Mechanistic Rationale
Current digital twins rely on intermittent biomarker snapshots (epigenetic clocks, CRP, wearables) to predict trajectories but lack fast‑acting physiological readouts that reflect instantaneous cellular stress. Mitochondrial redox state changes within minutes to hours in response to nutrients, exercise, or drugs, and can be sampled non‑invasively via circulating cell‑free DNA oxidation signatures or wearable‑detectable NADH fluorescence. By feeding these dynamic redox indices into the AI core, the twin can instantly simulate the impact of a candidate intervention on downstream pathways (e.g., mTOR inhibition, senescent cell clearance) and adjust dosing before maladaptive cascades accumulate.
Testable Predictions
- In a cohort of older adults undergoing rapamycin supplementation, real‑time NAD+/NADH ratios measured via a wearable biosensor will predict short‑term changes in epigenetic age acceleration (ΔDNAmAge) more accurately than baseline CRP or IL‑6 levels.

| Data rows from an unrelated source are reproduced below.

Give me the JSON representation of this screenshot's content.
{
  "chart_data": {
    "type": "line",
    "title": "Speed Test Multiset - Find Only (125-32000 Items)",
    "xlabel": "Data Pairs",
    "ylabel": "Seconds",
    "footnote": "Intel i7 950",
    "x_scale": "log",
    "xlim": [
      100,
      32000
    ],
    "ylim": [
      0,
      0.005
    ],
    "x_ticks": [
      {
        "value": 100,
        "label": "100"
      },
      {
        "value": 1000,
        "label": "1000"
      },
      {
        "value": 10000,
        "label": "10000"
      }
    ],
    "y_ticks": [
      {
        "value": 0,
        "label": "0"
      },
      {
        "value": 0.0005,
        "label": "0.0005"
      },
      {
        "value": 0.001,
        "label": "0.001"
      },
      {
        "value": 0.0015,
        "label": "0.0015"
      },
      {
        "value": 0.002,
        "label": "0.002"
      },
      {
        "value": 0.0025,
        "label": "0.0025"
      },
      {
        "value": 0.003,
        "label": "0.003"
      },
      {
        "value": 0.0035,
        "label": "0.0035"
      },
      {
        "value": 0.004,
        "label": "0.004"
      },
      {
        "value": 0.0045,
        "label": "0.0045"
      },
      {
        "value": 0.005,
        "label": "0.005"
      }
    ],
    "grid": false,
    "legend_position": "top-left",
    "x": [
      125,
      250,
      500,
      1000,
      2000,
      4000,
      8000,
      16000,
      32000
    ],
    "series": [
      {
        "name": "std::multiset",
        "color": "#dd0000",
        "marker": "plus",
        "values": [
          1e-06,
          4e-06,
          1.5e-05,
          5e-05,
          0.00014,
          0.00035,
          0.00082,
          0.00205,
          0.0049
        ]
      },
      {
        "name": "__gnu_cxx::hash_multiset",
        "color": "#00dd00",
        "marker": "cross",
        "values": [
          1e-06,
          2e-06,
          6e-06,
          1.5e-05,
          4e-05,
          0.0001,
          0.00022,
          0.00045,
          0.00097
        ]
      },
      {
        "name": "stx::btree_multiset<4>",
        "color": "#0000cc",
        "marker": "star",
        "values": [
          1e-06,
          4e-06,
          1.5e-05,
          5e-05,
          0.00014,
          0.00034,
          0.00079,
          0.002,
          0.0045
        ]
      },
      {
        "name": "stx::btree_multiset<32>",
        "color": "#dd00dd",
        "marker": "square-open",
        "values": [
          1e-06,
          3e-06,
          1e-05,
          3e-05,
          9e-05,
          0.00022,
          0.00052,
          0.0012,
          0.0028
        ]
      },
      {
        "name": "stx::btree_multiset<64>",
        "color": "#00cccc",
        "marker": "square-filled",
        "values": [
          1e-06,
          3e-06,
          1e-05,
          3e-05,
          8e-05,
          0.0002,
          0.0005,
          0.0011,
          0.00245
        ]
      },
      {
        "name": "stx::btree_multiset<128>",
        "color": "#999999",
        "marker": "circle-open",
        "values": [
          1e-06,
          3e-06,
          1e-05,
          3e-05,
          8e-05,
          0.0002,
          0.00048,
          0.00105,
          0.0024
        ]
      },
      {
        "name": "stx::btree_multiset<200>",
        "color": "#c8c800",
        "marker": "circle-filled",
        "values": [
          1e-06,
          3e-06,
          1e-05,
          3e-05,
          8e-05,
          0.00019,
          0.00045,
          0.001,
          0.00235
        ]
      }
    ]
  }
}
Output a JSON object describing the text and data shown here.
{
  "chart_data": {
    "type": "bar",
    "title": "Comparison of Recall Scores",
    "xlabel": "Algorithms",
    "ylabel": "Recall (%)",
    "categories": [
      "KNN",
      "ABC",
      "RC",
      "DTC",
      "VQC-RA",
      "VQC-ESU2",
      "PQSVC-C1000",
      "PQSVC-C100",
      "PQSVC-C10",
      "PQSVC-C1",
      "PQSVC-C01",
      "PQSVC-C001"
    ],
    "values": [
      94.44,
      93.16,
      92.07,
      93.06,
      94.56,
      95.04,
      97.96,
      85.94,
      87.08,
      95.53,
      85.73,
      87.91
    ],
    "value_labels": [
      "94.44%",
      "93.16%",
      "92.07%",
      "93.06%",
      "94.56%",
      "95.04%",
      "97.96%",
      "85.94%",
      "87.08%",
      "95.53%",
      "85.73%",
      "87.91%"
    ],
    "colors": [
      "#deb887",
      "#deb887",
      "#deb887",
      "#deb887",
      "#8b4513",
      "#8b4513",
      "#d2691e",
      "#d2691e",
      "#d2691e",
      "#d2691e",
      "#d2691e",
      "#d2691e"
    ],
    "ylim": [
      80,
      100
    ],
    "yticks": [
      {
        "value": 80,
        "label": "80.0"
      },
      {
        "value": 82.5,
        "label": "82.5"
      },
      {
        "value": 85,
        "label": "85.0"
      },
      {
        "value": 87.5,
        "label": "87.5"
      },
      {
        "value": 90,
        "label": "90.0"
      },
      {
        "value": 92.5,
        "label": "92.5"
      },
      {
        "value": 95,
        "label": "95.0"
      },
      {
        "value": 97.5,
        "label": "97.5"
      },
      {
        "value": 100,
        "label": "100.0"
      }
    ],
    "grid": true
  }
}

- Digital twin simulations that incorporate redox feedback will reduce the variance of predicted frailty index trajectories by at least 30% compared with models using only static multimodal inputs.

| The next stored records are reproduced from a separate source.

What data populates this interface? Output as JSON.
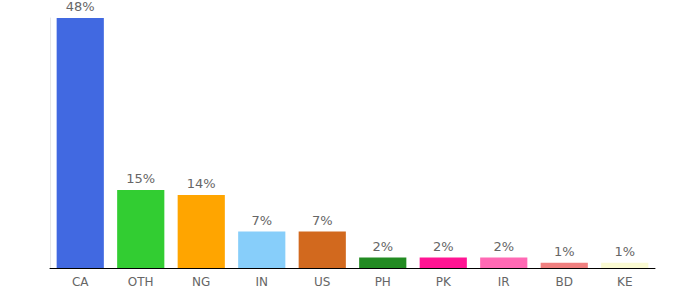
{
  "chart_data": {
    "type": "bar",
    "categories": [
      "CA",
      "OTH",
      "NG",
      "IN",
      "US",
      "PH",
      "PK",
      "IR",
      "BD",
      "KE"
    ],
    "values": [
      48,
      15,
      14,
      7,
      7,
      2,
      2,
      2,
      1,
      1
    ],
    "value_labels": [
      "48%",
      "15%",
      "14%",
      "7%",
      "7%",
      "2%",
      "2%",
      "2%",
      "1%",
      "1%"
    ],
    "colors": [
      "#4169e1",
      "#32cd32",
      "#ffa500",
      "#87cefa",
      "#d2691e",
      "#228b22",
      "#ff1493",
      "#ff69b4",
      "#f08080",
      "#fafad2"
    ],
    "ylim": [
      0,
      48
    ],
    "grid": false,
    "data_labels": true,
    "tick_labels": "x"
  }
}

- Closed‑loop adjustment of rapamycin dose guided by redox‑triggered alerts will achieve equivalent or superior improvement in gait speed with lower cumulative drug exposure than fixed‑dose regimens in a randomized crossover trial.
Experimental Design
- Enroll 120 participants aged 70‑85, stratify by sex and baseline frailty.

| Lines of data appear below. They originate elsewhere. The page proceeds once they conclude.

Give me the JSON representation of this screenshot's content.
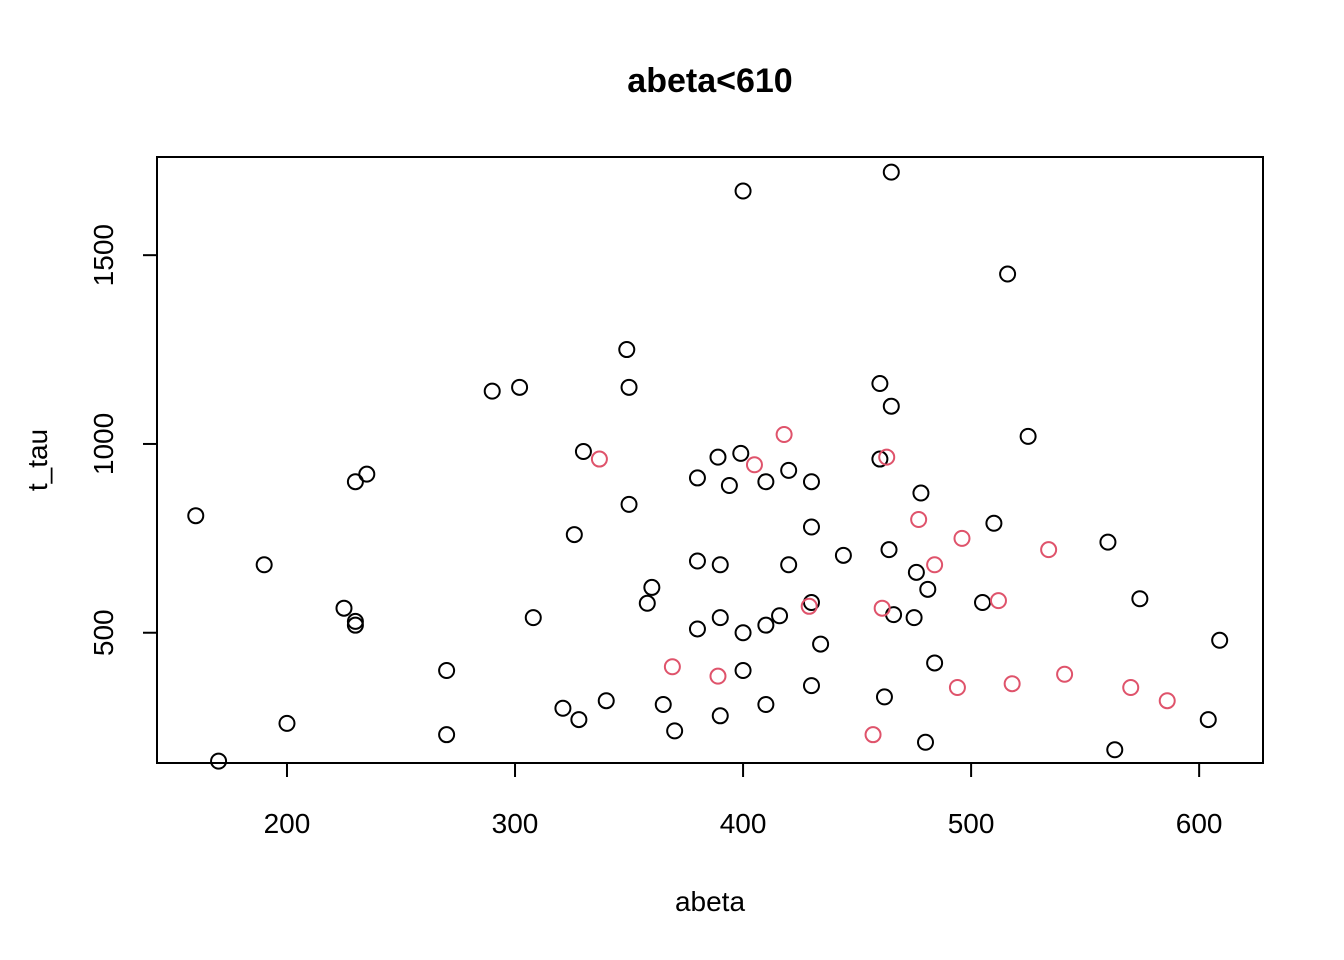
{
  "chart_data": {
    "type": "scatter",
    "title": "abeta<610",
    "xlabel": "abeta",
    "ylabel": "t_tau",
    "xlim": [
      143,
      628
    ],
    "ylim": [
      155,
      1760
    ],
    "x_ticks": [
      "200",
      "300",
      "400",
      "500",
      "600"
    ],
    "y_ticks": [
      "500",
      "1000",
      "1500"
    ],
    "grid": false,
    "legend": "none",
    "colors": {
      "black": "#000000",
      "red": "#DF536B"
    },
    "series": [
      {
        "color": "#000000",
        "points": [
          [
            160,
            810
          ],
          [
            170,
            160
          ],
          [
            190,
            680
          ],
          [
            200,
            260
          ],
          [
            225,
            565
          ],
          [
            230,
            530
          ],
          [
            230,
            520
          ],
          [
            230,
            900
          ],
          [
            235,
            920
          ],
          [
            270,
            400
          ],
          [
            270,
            230
          ],
          [
            290,
            1140
          ],
          [
            302,
            1150
          ],
          [
            308,
            540
          ],
          [
            321,
            300
          ],
          [
            326,
            760
          ],
          [
            328,
            270
          ],
          [
            330,
            980
          ],
          [
            340,
            320
          ],
          [
            349,
            1250
          ],
          [
            350,
            1150
          ],
          [
            350,
            840
          ],
          [
            358,
            578
          ],
          [
            360,
            620
          ],
          [
            365,
            310
          ],
          [
            370,
            240
          ],
          [
            380,
            910
          ],
          [
            380,
            690
          ],
          [
            380,
            510
          ],
          [
            389,
            965
          ],
          [
            390,
            680
          ],
          [
            390,
            540
          ],
          [
            390,
            280
          ],
          [
            394,
            890
          ],
          [
            399,
            975
          ],
          [
            400,
            1670
          ],
          [
            400,
            500
          ],
          [
            400,
            400
          ],
          [
            410,
            900
          ],
          [
            410,
            520
          ],
          [
            410,
            310
          ],
          [
            416,
            545
          ],
          [
            420,
            930
          ],
          [
            420,
            680
          ],
          [
            430,
            900
          ],
          [
            430,
            780
          ],
          [
            430,
            580
          ],
          [
            430,
            360
          ],
          [
            434,
            470
          ],
          [
            444,
            705
          ],
          [
            460,
            1160
          ],
          [
            460,
            960
          ],
          [
            462,
            330
          ],
          [
            465,
            1720
          ],
          [
            465,
            1100
          ],
          [
            464,
            720
          ],
          [
            466,
            548
          ],
          [
            475,
            540
          ],
          [
            476,
            660
          ],
          [
            478,
            870
          ],
          [
            480,
            210
          ],
          [
            481,
            615
          ],
          [
            484,
            420
          ],
          [
            505,
            580
          ],
          [
            510,
            790
          ],
          [
            516,
            1450
          ],
          [
            525,
            1020
          ],
          [
            560,
            740
          ],
          [
            563,
            190
          ],
          [
            574,
            590
          ],
          [
            604,
            270
          ],
          [
            609,
            480
          ]
        ]
      },
      {
        "color": "#DF536B",
        "points": [
          [
            337,
            960
          ],
          [
            369,
            410
          ],
          [
            389,
            385
          ],
          [
            405,
            945
          ],
          [
            418,
            1025
          ],
          [
            429,
            570
          ],
          [
            457,
            230
          ],
          [
            461,
            565
          ],
          [
            463,
            965
          ],
          [
            477,
            800
          ],
          [
            484,
            680
          ],
          [
            494,
            355
          ],
          [
            496,
            750
          ],
          [
            512,
            585
          ],
          [
            518,
            365
          ],
          [
            534,
            720
          ],
          [
            541,
            390
          ],
          [
            570,
            355
          ],
          [
            586,
            320
          ]
        ]
      }
    ]
  }
}
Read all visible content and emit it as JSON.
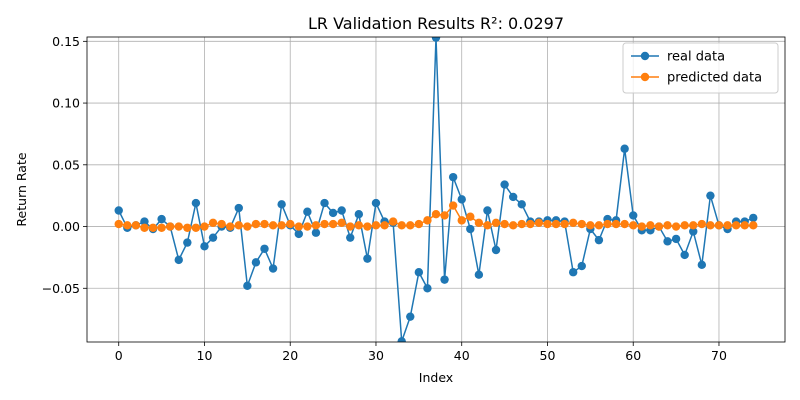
{
  "chart_data": {
    "type": "line",
    "title": "LR Validation Results R²: 0.0297",
    "xlabel": "Index",
    "ylabel": "Return Rate",
    "xlim": [
      -3.7,
      77.7
    ],
    "ylim": [
      -0.0935,
      0.1535
    ],
    "xticks": [
      0,
      10,
      20,
      30,
      40,
      50,
      60,
      70
    ],
    "yticks": [
      -0.05,
      0.0,
      0.05,
      0.1,
      0.15
    ],
    "ytick_labels": [
      "−0.05",
      "0.00",
      "0.05",
      "0.10",
      "0.15"
    ],
    "grid": true,
    "legend_position": "top-right",
    "x": [
      0,
      1,
      2,
      3,
      4,
      5,
      6,
      7,
      8,
      9,
      10,
      11,
      12,
      13,
      14,
      15,
      16,
      17,
      18,
      19,
      20,
      21,
      22,
      23,
      24,
      25,
      26,
      27,
      28,
      29,
      30,
      31,
      32,
      33,
      34,
      35,
      36,
      37,
      38,
      39,
      40,
      41,
      42,
      43,
      44,
      45,
      46,
      47,
      48,
      49,
      50,
      51,
      52,
      53,
      54,
      55,
      56,
      57,
      58,
      59,
      60,
      61,
      62,
      63,
      64,
      65,
      66,
      67,
      68,
      69,
      70,
      71,
      72,
      73,
      74
    ],
    "series": [
      {
        "name": "real data",
        "color": "#1f77b4",
        "values": [
          0.013,
          -0.001,
          0.001,
          0.004,
          -0.002,
          0.006,
          0.0,
          -0.027,
          -0.013,
          0.019,
          -0.016,
          -0.009,
          0.0,
          -0.001,
          0.015,
          -0.048,
          -0.029,
          -0.018,
          -0.034,
          0.018,
          0.001,
          -0.006,
          0.012,
          -0.005,
          0.019,
          0.011,
          0.013,
          -0.009,
          0.01,
          -0.026,
          0.019,
          0.004,
          0.003,
          -0.093,
          -0.073,
          -0.037,
          -0.05,
          0.153,
          -0.043,
          0.04,
          0.022,
          -0.002,
          -0.039,
          0.013,
          -0.019,
          0.034,
          0.024,
          0.018,
          0.004,
          0.004,
          0.005,
          0.005,
          0.004,
          -0.037,
          -0.032,
          -0.002,
          -0.011,
          0.006,
          0.005,
          0.063,
          0.009,
          -0.003,
          -0.003,
          0.0,
          -0.012,
          -0.01,
          -0.023,
          -0.004,
          -0.031,
          0.025,
          0.001,
          -0.002,
          0.004,
          0.004,
          0.007
        ]
      },
      {
        "name": "predicted data",
        "color": "#ff7f0e",
        "values": [
          0.002,
          0.001,
          0.001,
          -0.001,
          -0.001,
          -0.001,
          0.0,
          0.0,
          -0.001,
          -0.001,
          0.0,
          0.003,
          0.002,
          0.0,
          0.001,
          0.0,
          0.002,
          0.002,
          0.001,
          0.001,
          0.002,
          0.0,
          0.0,
          0.001,
          0.002,
          0.002,
          0.003,
          0.0,
          0.001,
          0.0,
          0.001,
          0.001,
          0.004,
          0.001,
          0.001,
          0.002,
          0.005,
          0.01,
          0.009,
          0.017,
          0.005,
          0.008,
          0.003,
          0.001,
          0.003,
          0.002,
          0.001,
          0.002,
          0.002,
          0.003,
          0.002,
          0.002,
          0.002,
          0.003,
          0.002,
          0.001,
          0.001,
          0.002,
          0.002,
          0.002,
          0.001,
          0.0,
          0.001,
          0.0,
          0.001,
          0.0,
          0.001,
          0.001,
          0.002,
          0.001,
          0.001,
          0.001,
          0.001,
          0.001,
          0.001
        ]
      }
    ]
  }
}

- Equip each with a multimodal wearable that records heart rate variability, activity, and a prototype NAD+/NADH fluorescence sensor (validated against plasma metabolomics).
- Collect baseline multimodal data (epigenetic clock, proteomics, EHR) to initialize each participant's digital twin per 1 and 2.
- Randomize to either (a) standard care with quarterly clinician‑reviewed twin predictions, or (b) closed‑loop arm where the twin continuously ingests redox data and recommends rapamycin dose adjustments via a clinician-in-the-loop interface.
- Primary outcome: change in frailty index over 6 months; secondary: epigenetic age acceleration, incidence of adverse events, total rapamycin exposure.
Potential Challenges and Mitigations
- Sensor accuracy: address by calibrating wearable redox readouts against monthly blood draws and using error‑correction layers in the AI model 4.
- Algorithmic opacity: employ explainable‑AI modules to surface which redox features drove dose changes, satisfying transparency requirements 5.
- Generalizability: include diverse socioeconomic strata to counter performance biases noted in prior work 5.
If validated, this hypothesis would transform digital twins from prognostic dashboards into physiologically responsive actuators, fulfilling the promise of precision gerontology.